Numerical Simulation of Biomass Gasification Is a Steam-Blown Bubbling Fluidized Bed: A Validation Study

Numerical simulation of biomass gasification is a steam-blown bubbling fluidized bed: A validation study

Christos Altantzis¹, Addison K. Stark², Richard B. Bates¹, Whitney Jablonski³, Danny Carpenter³,

Akhilesh Bakshi¹, Rajesh Sridhar¹, Aaron Garg⁴, John L. Barton⁴, Ran Chen⁴, Ahmed F. Ghoniem¹

¹Department of Mechanical Engineering, Massachusetts Institute of Technology

77 Massachusetts Avenue, Cambridge, MA 02139-4307, USA

²Advanced Research Projects Agency-Energy (ARPA-E), US Department of Energy

1000 Independence Avenue, SW Washington, DC 20585

³National Bioenergy Center, National Renewable Energy Laboratory

Golden, Colorado 80401

⁴Department of Chemical Engineering, Massachusetts Institute of Technology

77 Massachusetts Avenue, Cambridge, MA 02139-4307, USA

Biomass is a renewable energy resource with increasing potential because it is abundant and widely distributed. Energy crops, agricultural byproducts or forest residues can be utilized in gasification processes to produce syngas, which can be further processed to liquid fuels. Owing to the favorable heat and mass transfer rates obtained in fluidized bed reactors, they are the most widely used type of gasifier for biomass feedstocks. On the other hand, the differences in size and density of biomass and inert particles can lead to a non-uniform distribution across the bed under certain conditions, resulting in a segregated solids mixture with unfavorable temperature distribution and deteriorating reactivity causing lower product yields and increased tar production, thus reducing gasification efficiency. The investigation of the reacting hydrodynamics of the multiphase flow system via numerical modeling complements the knowledge acquired by experimental measurements overcoming their limitations and contributes to the optimization of the reactor operation.

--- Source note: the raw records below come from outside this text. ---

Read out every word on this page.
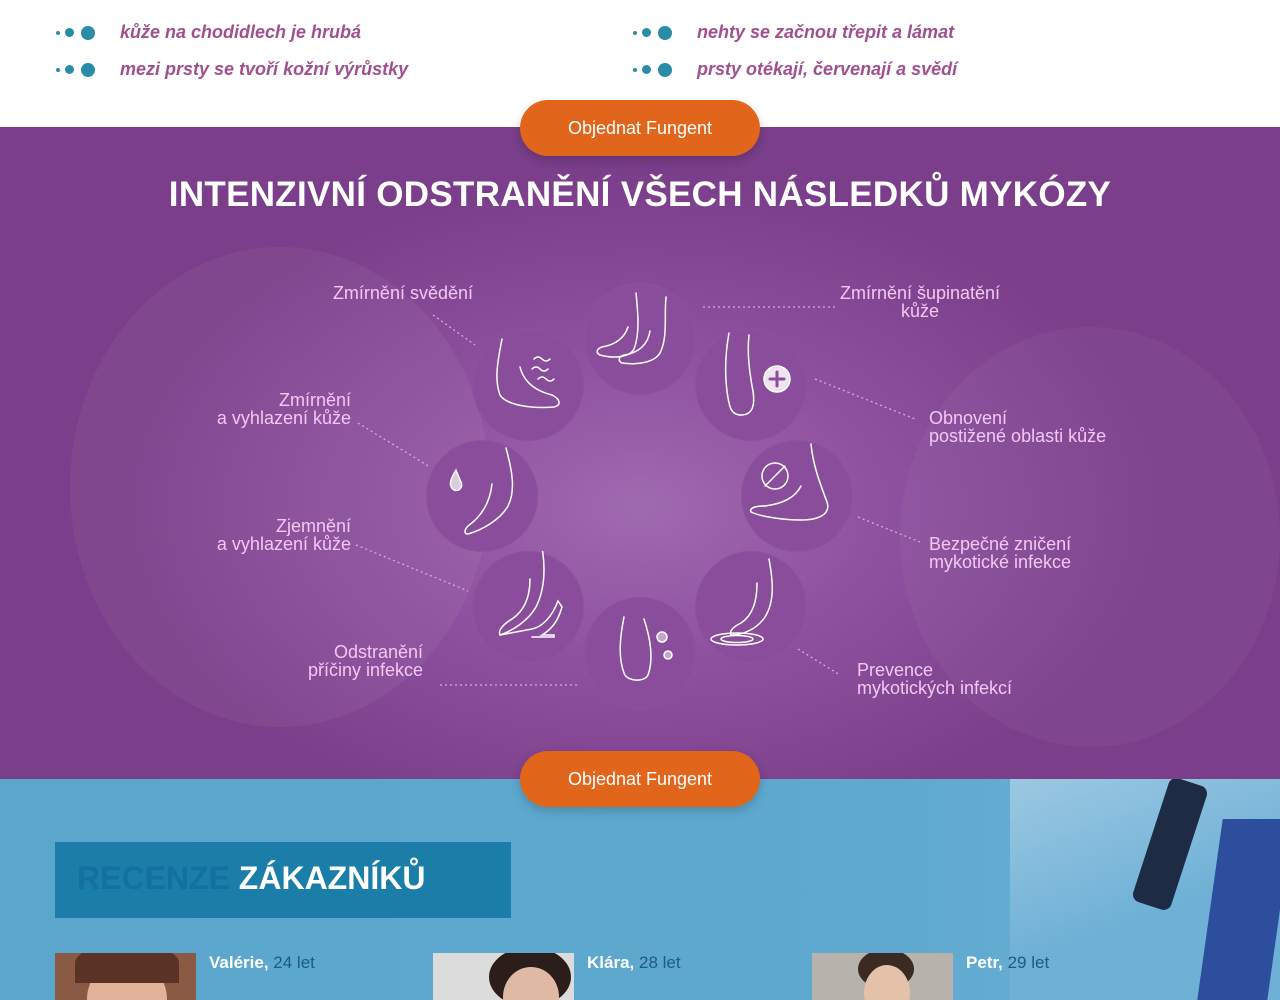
kůže na chodidlech je hrubá
mezi prsty se tvoří kožní výrůstky
nehty se začnou třepit a lámat
prsty otékají, červenají a svědí
INTENZIVNÍ ODSTRANĚNÍ VŠECH NÁSLEDKŮ MYKÓZY
Zmírnění svědění
Zmírnění
a vyhlazení kůže
Zjemnění
a vyhlazení kůže
Odstranění
příčiny infekce
Zmírnění šupinatění
kůže
Obnovení
postižené oblasti kůže
Bezpečné zničení
mykotické infekce
Prevence
mykotických infekcí
Objednat Fungent
Objednat Fungent
RECENZE ZÁKAZNÍKŮ
Valérie, 24 let	Klára, 28 let	Petr, 29 let
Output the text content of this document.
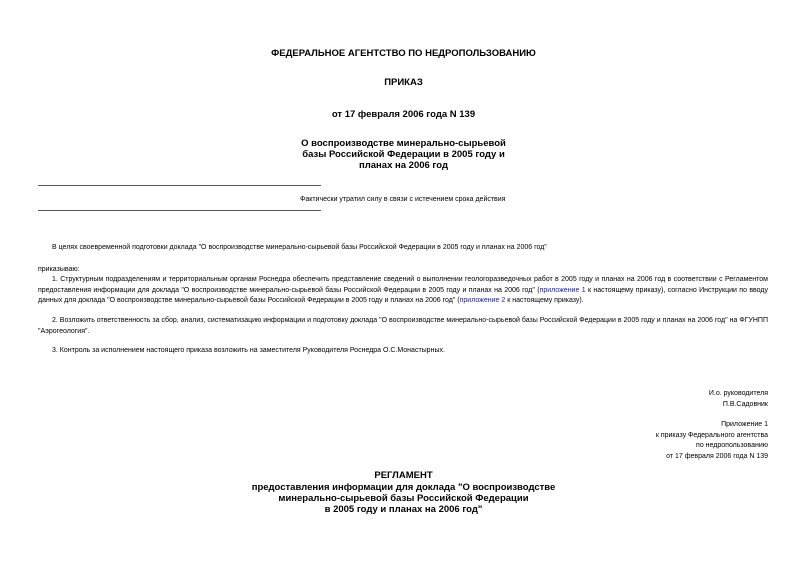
ФЕДЕРАЛЬНОЕ АГЕНТСТВО ПО НЕДРОПОЛЬЗОВАНИЮ
ПРИКАЗ
от 17 февраля 2006 года N 139
О воспроизводстве минерально-сырьевой
базы Российской Федерации в 2005 году и
планах на 2006 год
Фактически утратил силу в связи с истечением срока действия
В целях своевременной подготовки доклада "О воспроизводстве минерально-сырьевой базы Российской Федерации в 2005 году и планах на 2006 год"
приказываю:
1. Структурным подразделениям и территориальным органам Роснедра обеспечить представление сведений о выполнении геологоразведочных работ в 2005 году и планах на 2006 год в соответствии с Регламентом предоставления информации для доклада "О воспроизводстве минерально-сырьевой базы Российской Федерации в 2005 году и планах на 2006 год" (приложение 1 к настоящему приказу), согласно Инструкции по вводу данных для доклада "О воспроизводстве минерально-сырьевой базы Российской Федерации в 2005 году и планах на 2006 год" (приложение 2 к настоящему приказу).
2. Возложить ответственность за сбор, анализ, систематизацию информации и подготовку доклада "О воспроизводстве минерально-сырьевой базы Российской Федерации в 2005 году и планах на 2006 год" на ФГУНПП "Аэрогеология".
3. Контроль за исполнением настоящего приказа возложить на заместителя Руководителя Роснедра О.С.Монастырных.
И.о. руководителя
П.В.Садовник
Приложение 1
к приказу Федерального агентства
по недропользованию
от 17 февраля 2006 года N 139
РЕГЛАМЕНТ
предоставления информации для доклада "О воспроизводстве
минерально-сырьевой базы Российской Федерации
в 2005 году и планах на 2006 год"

In the current work, an Eulerian multiphase approach, where both the gas and the solid phases are described as interpenetrating continua, is employed for modeling the gasification of biomass in a lab-scale reactor. The kinetic theory of granular flows is used for the evaluation of the solid phase properties of the ternary mixture consisting of biomass particles, char and sand. The bed is fluidized with steam at different temperatures and it is externally heated. The hydrodynamic model is coupled with a chemical mechanism for the description of the gasification process consisting of heterogeneous biomass devolatilization and char gasification reactions and homogeneous gas-phase reactions (tar cracking and water-gas shift reactions).  The computational results are validated against experimental measurements conducted in a steam-blown bubbling fluidized bed at the National Renewable Energy Laboratory (NREL). The influence of the operating temperature is investigated together with the effect of the thermal boundary condition.

The numerical tool used to solve the governing equations is the Multiphase Flow with Interphase eXchanges (MFIX) code developed by the U.S. Department of Energy (DOE) National Energy Technology Laboratory (NETL).